Hukuman fisik dapat menimbulkan trauma psikologis pada anak, seperti rasa takut, rendah diri, dan bahkan kebencian terhadap sekolah. Dampak yang ditimbulkan dari sekecil apapun bentuk kekerasan tidak menutup kemungkinan akan memberikan rasa trauma dan dibawa hingga anak dewasa kelak. Anak-anak belajar melalui contoh. Jika guru menggunakan kekerasan sebagai alat untuk mendidik, maka anak-anak akan meniru perilaku tersebut dan menganggap kekerasan sebagai cara yang sah untuk menyelesaikan masalah. Jika hal -hal kecil yang selalu di sepelekan ini tidak segera di hentikan bisa saja memeberikan rasa dendam yang malah akan berakibat fatal. Dalam mengatasi hal tersebut, terdapat banyak metode disiplin positif yang lebih efektif dan bermartabat, seperti dialog, pemberian konsekuensi logis, dan penguatan perilaku positif yang bisakita jadikan alternatif sebagai pengganti kekerasan sekaligus penguatan karakter anak. Dengan mencontohkan penyelesaian masalah yang baik, maka anak juga akan meniru contoh tersebut dan akan di terapkan hingga anak dewasa kelak. Sehingga secara tidak langsung kita perlahan-lahan mengurangi angka kekerasan dalam dunia pendidikan.

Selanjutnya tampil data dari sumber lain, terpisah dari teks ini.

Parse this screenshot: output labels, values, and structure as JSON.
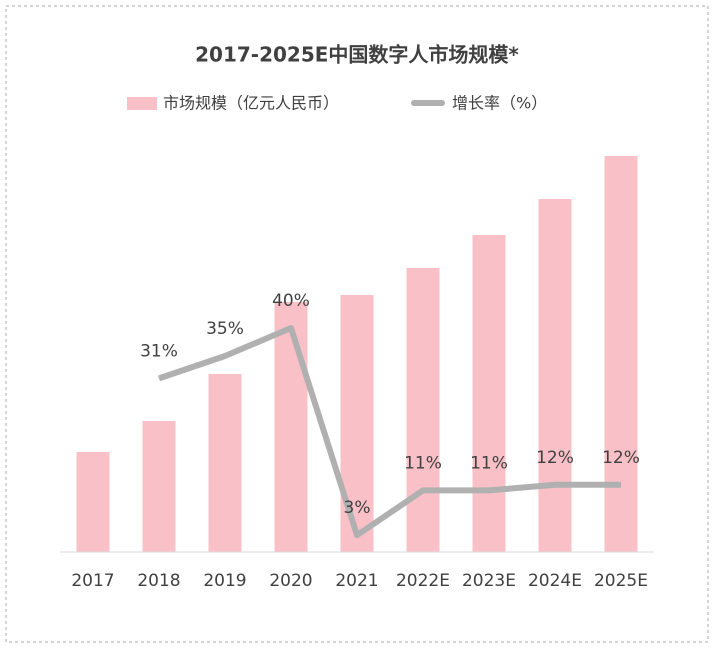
{
  "chart_data": {
    "type": "bar",
    "title": "2017-2025E中国数字人市场规模*",
    "categories": [
      "2017",
      "2018",
      "2019",
      "2020",
      "2021",
      "2022E",
      "2023E",
      "2024E",
      "2025E"
    ],
    "series": [
      {
        "name": "市场规模（亿元人民币）",
        "color": "#f9c1c7",
        "type": "bar",
        "values": [
          100,
          131,
          178,
          250,
          257,
          284,
          317,
          353,
          396
        ]
      },
      {
        "name": "增长率（%）",
        "color": "#b0b0b0",
        "type": "line",
        "axis": "y2",
        "values": [
          null,
          31,
          35,
          40,
          3,
          11,
          11,
          12,
          12
        ],
        "value_labels": [
          null,
          "31%",
          "35%",
          "40%",
          "3%",
          "11%",
          "11%",
          "12%",
          "12%"
        ]
      }
    ],
    "ylim": [
      0,
      420
    ],
    "y2lim": [
      0,
      75
    ],
    "legend": "top"
  }
}
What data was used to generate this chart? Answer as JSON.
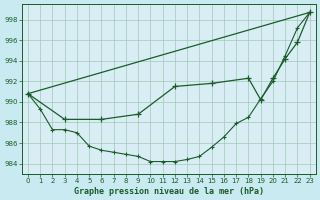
{
  "background_color": "#c8eaf0",
  "plot_bg_color": "#d8eef4",
  "grid_color": "#a0c8b8",
  "line_color": "#1a5c2a",
  "title": "Graphe pression niveau de la mer (hPa)",
  "xlim": [
    -0.5,
    23.5
  ],
  "ylim": [
    983.0,
    999.5
  ],
  "yticks": [
    984,
    986,
    988,
    990,
    992,
    994,
    996,
    998
  ],
  "xticks": [
    0,
    1,
    2,
    3,
    4,
    5,
    6,
    7,
    8,
    9,
    10,
    11,
    12,
    13,
    14,
    15,
    16,
    17,
    18,
    19,
    20,
    21,
    22,
    23
  ],
  "series1_x": [
    0,
    1,
    2,
    3,
    4,
    5,
    6,
    7,
    8,
    9,
    10,
    11,
    12,
    13,
    14,
    15,
    16,
    17,
    18,
    19,
    20,
    21,
    22,
    23
  ],
  "series1_y": [
    990.8,
    989.3,
    987.3,
    987.3,
    987.0,
    985.7,
    985.3,
    985.1,
    984.9,
    984.7,
    984.2,
    984.2,
    984.2,
    984.4,
    984.7,
    985.6,
    986.6,
    987.9,
    988.5,
    990.3,
    992.0,
    994.5,
    997.2,
    998.7
  ],
  "series2_x": [
    0,
    23
  ],
  "series2_y": [
    990.8,
    998.7
  ],
  "series3_x": [
    0,
    3,
    6,
    9,
    12,
    15,
    18,
    19,
    20,
    21,
    22,
    23
  ],
  "series3_y": [
    990.8,
    988.3,
    988.3,
    988.8,
    991.5,
    991.8,
    992.3,
    990.2,
    992.3,
    994.2,
    995.8,
    998.7
  ]
}
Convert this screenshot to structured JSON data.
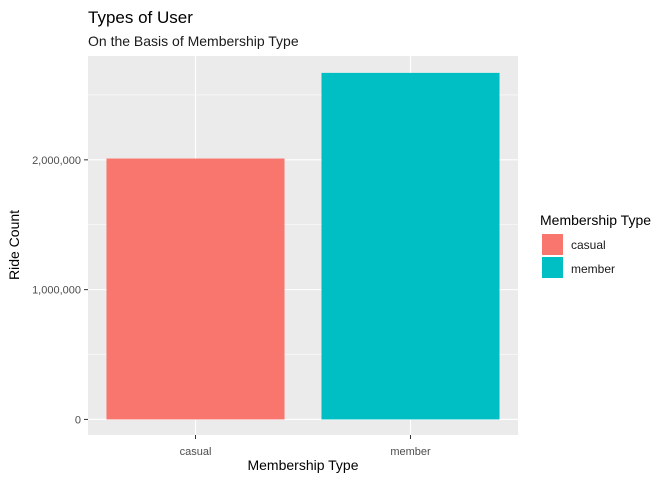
{
  "chart_data": {
    "type": "bar",
    "title": "Types of User",
    "subtitle": "On the Basis of Membership Type",
    "xlabel": "Membership Type",
    "ylabel": "Ride Count",
    "categories": [
      "casual",
      "member"
    ],
    "values": [
      2010000,
      2670000
    ],
    "ylim": [
      -120000,
      2800000
    ],
    "yticks": [
      0,
      1000000,
      2000000
    ],
    "ytick_labels": [
      "0",
      "1,000,000",
      "2,000,000"
    ],
    "grid": true,
    "legend": {
      "title": "Membership Type",
      "position": "right",
      "entries": [
        "casual",
        "member"
      ]
    },
    "colors": {
      "casual": "#F8766D",
      "member": "#00BFC4",
      "panel_background": "#EBEBEB",
      "grid": "#FFFFFF"
    }
  }
}
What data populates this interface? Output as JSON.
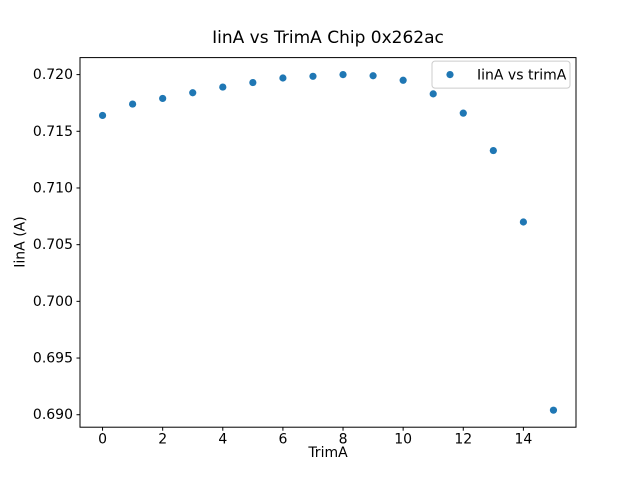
{
  "chart_data": {
    "type": "scatter",
    "title": "IinA vs TrimA Chip 0x262ac",
    "xlabel": "TrimA",
    "ylabel": "IinA (A)",
    "legend": {
      "entries": [
        {
          "label": "IinA vs trimA",
          "marker": "dot"
        }
      ],
      "position": "upper right"
    },
    "x": [
      0,
      1,
      2,
      3,
      4,
      5,
      6,
      7,
      8,
      9,
      10,
      11,
      12,
      13,
      14,
      15
    ],
    "series": [
      {
        "name": "IinA vs trimA",
        "values": [
          0.7164,
          0.7174,
          0.7179,
          0.7184,
          0.7189,
          0.7193,
          0.7197,
          0.71985,
          0.72,
          0.7199,
          0.7195,
          0.7183,
          0.7166,
          0.7133,
          0.707,
          0.6904
        ]
      }
    ],
    "xlim": [
      -0.75,
      15.75
    ],
    "ylim": [
      0.6889,
      0.7215
    ],
    "xtick_labels": [
      "0",
      "2",
      "4",
      "6",
      "8",
      "10",
      "12",
      "14"
    ],
    "xtick_values": [
      0,
      2,
      4,
      6,
      8,
      10,
      12,
      14
    ],
    "ytick_labels": [
      "0.720",
      "0.715",
      "0.710",
      "0.705",
      "0.700",
      "0.695",
      "0.690"
    ],
    "ytick_values": [
      0.72,
      0.715,
      0.71,
      0.705,
      0.7,
      0.695,
      0.69
    ],
    "grid": false,
    "marker_color": "#1f77b4",
    "axis_color": "#000000",
    "legend_border_color": "#cccccc",
    "background_color": "#ffffff"
  }
}
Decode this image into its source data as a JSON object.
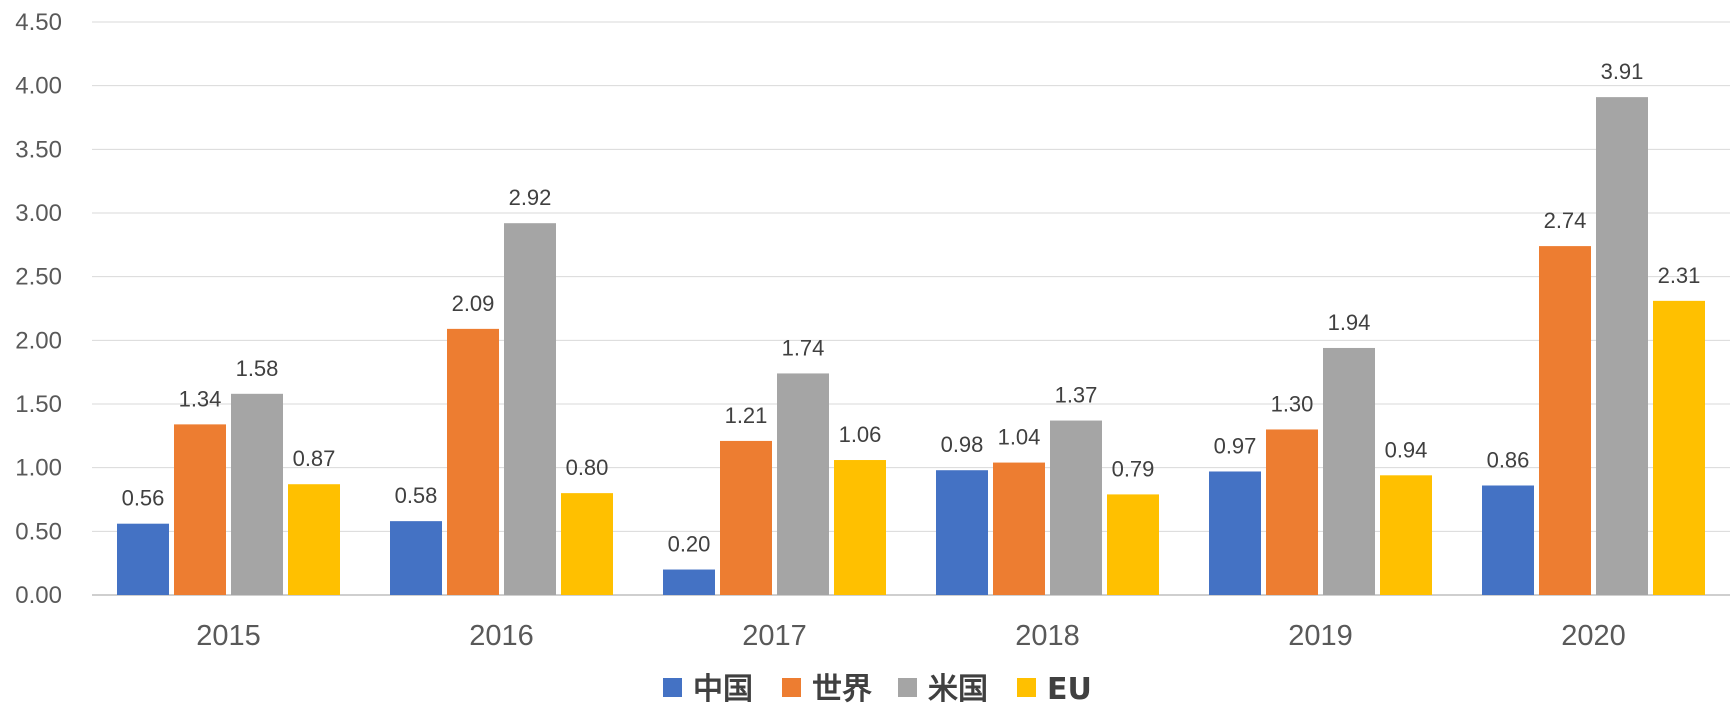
{
  "chart_data": {
    "type": "bar",
    "title": "",
    "xlabel": "",
    "ylabel": "",
    "ylim": [
      0,
      4.5
    ],
    "ytick_step": 0.5,
    "yticks": [
      "0.00",
      "0.50",
      "1.00",
      "1.50",
      "2.00",
      "2.50",
      "3.00",
      "3.50",
      "4.00",
      "4.50"
    ],
    "grid": true,
    "legend_position": "bottom",
    "categories": [
      "2015",
      "2016",
      "2017",
      "2018",
      "2019",
      "2020"
    ],
    "series": [
      {
        "name": "中国",
        "color": "#4472C4",
        "values": [
          0.56,
          0.58,
          0.2,
          0.98,
          0.97,
          0.86
        ],
        "labels": [
          "0.56",
          "0.58",
          "0.20",
          "0.98",
          "0.97",
          "0.86"
        ]
      },
      {
        "name": "世界",
        "color": "#ED7D31",
        "values": [
          1.34,
          2.09,
          1.21,
          1.04,
          1.3,
          2.74
        ],
        "labels": [
          "1.34",
          "2.09",
          "1.21",
          "1.04",
          "1.30",
          "2.74"
        ]
      },
      {
        "name": "米国",
        "color": "#A5A5A5",
        "values": [
          1.58,
          2.92,
          1.74,
          1.37,
          1.94,
          3.91
        ],
        "labels": [
          "1.58",
          "2.92",
          "1.74",
          "1.37",
          "1.94",
          "3.91"
        ]
      },
      {
        "name": "EU",
        "color": "#FFC000",
        "values": [
          0.87,
          0.8,
          1.06,
          0.79,
          0.94,
          2.31
        ],
        "labels": [
          "0.87",
          "0.80",
          "1.06",
          "0.79",
          "0.94",
          "2.31"
        ]
      }
    ]
  }
}
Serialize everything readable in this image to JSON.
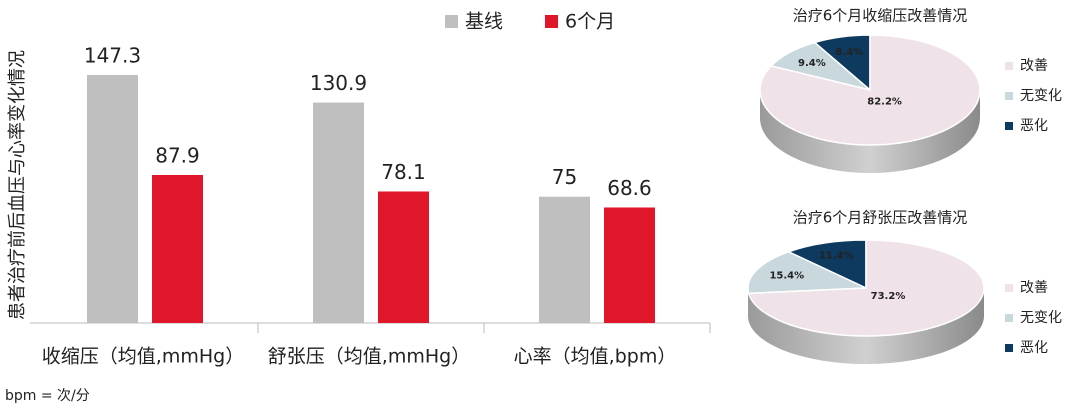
{
  "chart_data": [
    {
      "type": "bar",
      "y_label": "患者治疗前后血压与心率变化情况",
      "categories": [
        "收缩压（均值,mmHg）",
        "舒张压（均值,mmHg）",
        "心率（均值,bpm）"
      ],
      "series": [
        {
          "name": "基线",
          "color": "#bfbfbf",
          "values": [
            147.3,
            130.9,
            75
          ]
        },
        {
          "name": "6个月",
          "color": "#e0162b",
          "values": [
            87.9,
            78.1,
            68.6
          ]
        }
      ],
      "ylim": [
        0,
        160
      ],
      "footnote": "bpm = 次/分"
    },
    {
      "type": "pie",
      "title": "治疗6个月收缩压改善情况",
      "categories": [
        "改善",
        "无变化",
        "恶化"
      ],
      "values": [
        82.2,
        9.4,
        8.4
      ],
      "value_labels": [
        "82.2%",
        "9.4%",
        "8.4%"
      ],
      "colors": [
        "#efe2e8",
        "#c9d8dd",
        "#0d3a5e"
      ]
    },
    {
      "type": "pie",
      "title": "治疗6个月舒张压改善情况",
      "categories": [
        "改善",
        "无变化",
        "恶化"
      ],
      "values": [
        73.2,
        15.4,
        11.4
      ],
      "value_labels": [
        "73.2%",
        "15.4%",
        "11.4%"
      ],
      "colors": [
        "#efe2e8",
        "#c9d8dd",
        "#0d3a5e"
      ]
    }
  ]
}
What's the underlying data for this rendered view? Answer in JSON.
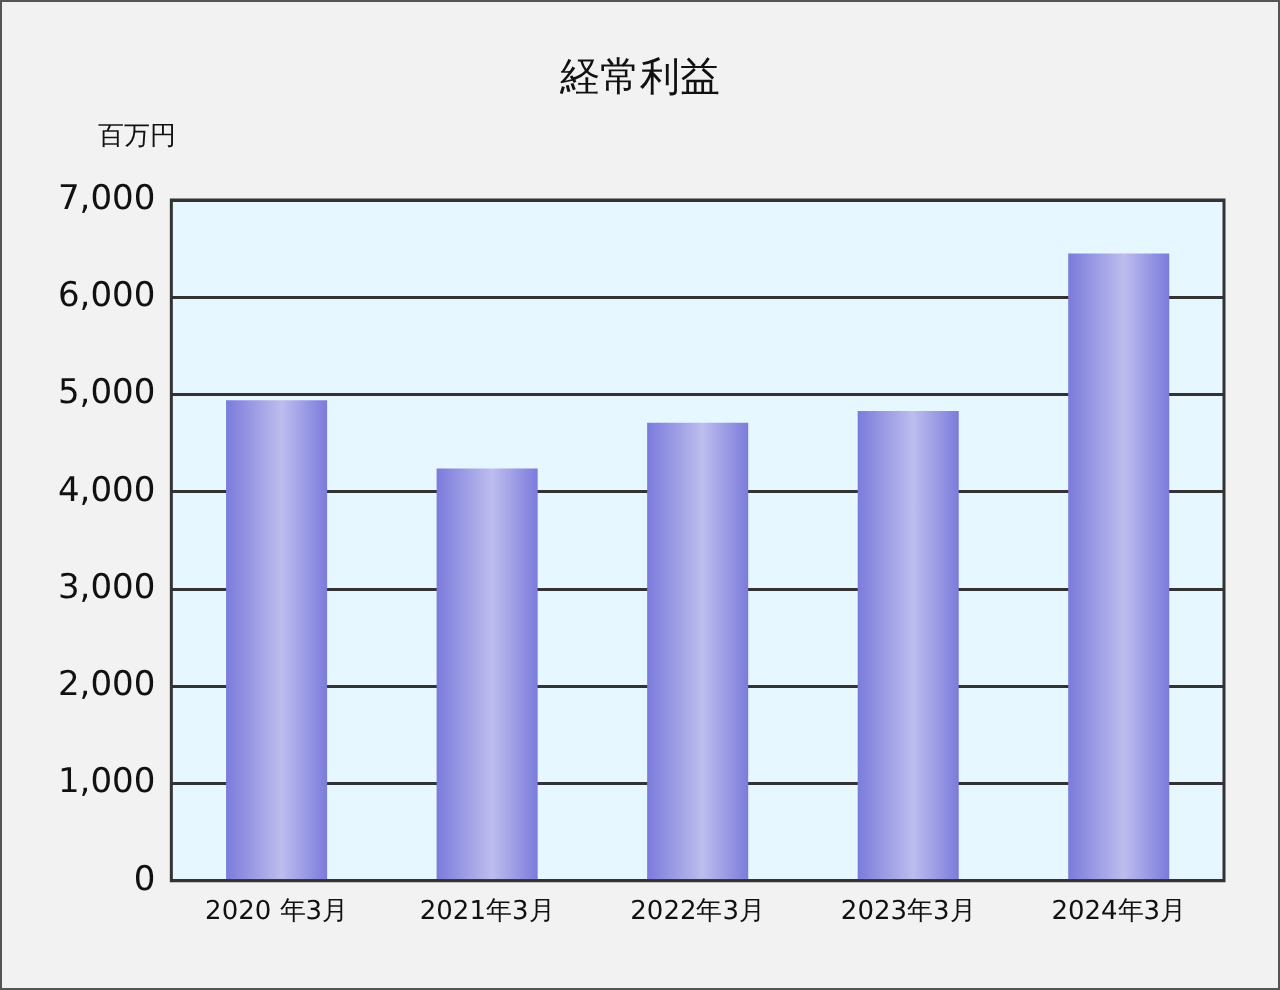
{
  "chart_data": {
    "type": "bar",
    "title": "経常利益",
    "ylabel": "百万円",
    "categories": [
      "2020 年3月",
      "2021年3月",
      "2022年3月",
      "2023年3月",
      "2024年3月"
    ],
    "values": [
      4940,
      4240,
      4710,
      4830,
      6450
    ],
    "color": "#7b7bdc",
    "ylim": [
      0,
      7000
    ],
    "yticks": [
      0,
      {
        "value": 1000,
        "label": "1,000"
      },
      {
        "value": 2000,
        "label": "2,000"
      },
      {
        "value": 3000,
        "label": "3,000"
      },
      {
        "value": 4000,
        "label": "4,000"
      },
      {
        "value": 5000,
        "label": "5,000"
      },
      {
        "value": 6000,
        "label": "6,000"
      },
      {
        "value": 7000,
        "label": "7,000"
      }
    ],
    "grid": "y",
    "legend": false
  }
}
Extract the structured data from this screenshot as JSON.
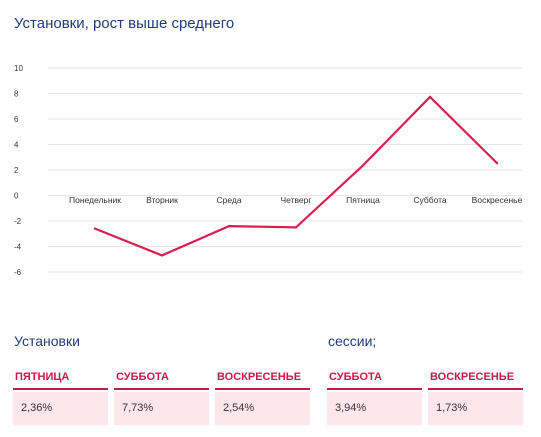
{
  "title": "Установки, рост выше среднего",
  "chart_data": {
    "type": "line",
    "title": "Установки, рост выше среднего",
    "categories": [
      "Понедельник",
      "Вторник",
      "Среда",
      "Четверг",
      "Пятница",
      "Суббота",
      "Воскресенье"
    ],
    "series": [
      {
        "values": [
          -2.6,
          -4.7,
          -2.4,
          -2.5,
          2.36,
          7.73,
          2.54
        ]
      }
    ],
    "yticks": [
      10,
      8,
      6,
      4,
      2,
      0,
      -2,
      -4,
      -6
    ],
    "ylim": [
      -6,
      10
    ],
    "grid": true,
    "xlabel": "",
    "ylabel": "",
    "colors": {
      "line": "#d81e4f",
      "grid": "#e6e6e6"
    }
  },
  "installs": {
    "title": "Установки",
    "cards": [
      {
        "label": "ПЯТНИЦА",
        "value": "2,36%"
      },
      {
        "label": "СУББОТА",
        "value": "7,73%"
      },
      {
        "label": "ВОСКРЕСЕНЬЕ",
        "value": "2,54%"
      }
    ]
  },
  "sessions": {
    "title": "сессии;",
    "cards": [
      {
        "label": "СУББОТА",
        "value": "3,94%"
      },
      {
        "label": "ВОСКРЕСЕНЬЕ",
        "value": "1,73%"
      }
    ]
  },
  "colors": {
    "accent": "#c8194a",
    "title": "#1f3d7a",
    "card_bg": "#fde7ec"
  }
}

SOLUSI ATAS PERMASALAHAN INI

memasuki perkembangan zaman yang semakin maju, kita perlu menyesuaikan diri dan juga termasuk meyikapi tindak kekerasan dengan seksama. Perlu ditekankan bahwa setiap anak memiliki hak dan kewajibannya termasuk hak perlindungan anak yang kini semakin di perhatikan oleh khalayak masyarakat Indonesia. Para orangtua menjadi semakin selektif dan protektif dalam hal pendidikan dan anaknya.dengan begitu pentingnya menjaga hubungan baik antara guru dan wali murid dengan begitu justru akan membangun Kerjasama yang positif dan bersama-sama mendidik anak dengan baik tanpa ada rasa khawatir akan kekerasan yang dialami anak di sekolah. Perlu kita sadari bahwa tujuan pendidikan adalah membentuk karakter anak, bukan hanya memberikan pengetahuan. Hukuman fisik justru dapat merusak karakter anak dan menghambat perkembangan emosional mereka. Sebagai gantinya, guru perlu membangun hubungan yang positif dengan siswa, menciptakan lingkungan belajar yang aman dan nyaman, serta memberikan bimbingan yang tepat. Cubitan bukanlah bentuk disiplin yang tepat. Tindakan kekerasan, sekecil apapun, tidak dapat dibenarkan dalam konteks pendidikan. Kita perlu mengubah paradigma tentang disiplin dan mengadopsi pendekatan yang lebih humanis dan bermartabat. Sekolah, guru, orangtua, dan seluruh komponen masyarakat perlu bekerja sama untuk menciptakan lingkungan belajar yang bebas dari kekerasan dan mendukung tumbuh kembang anak secara optimal.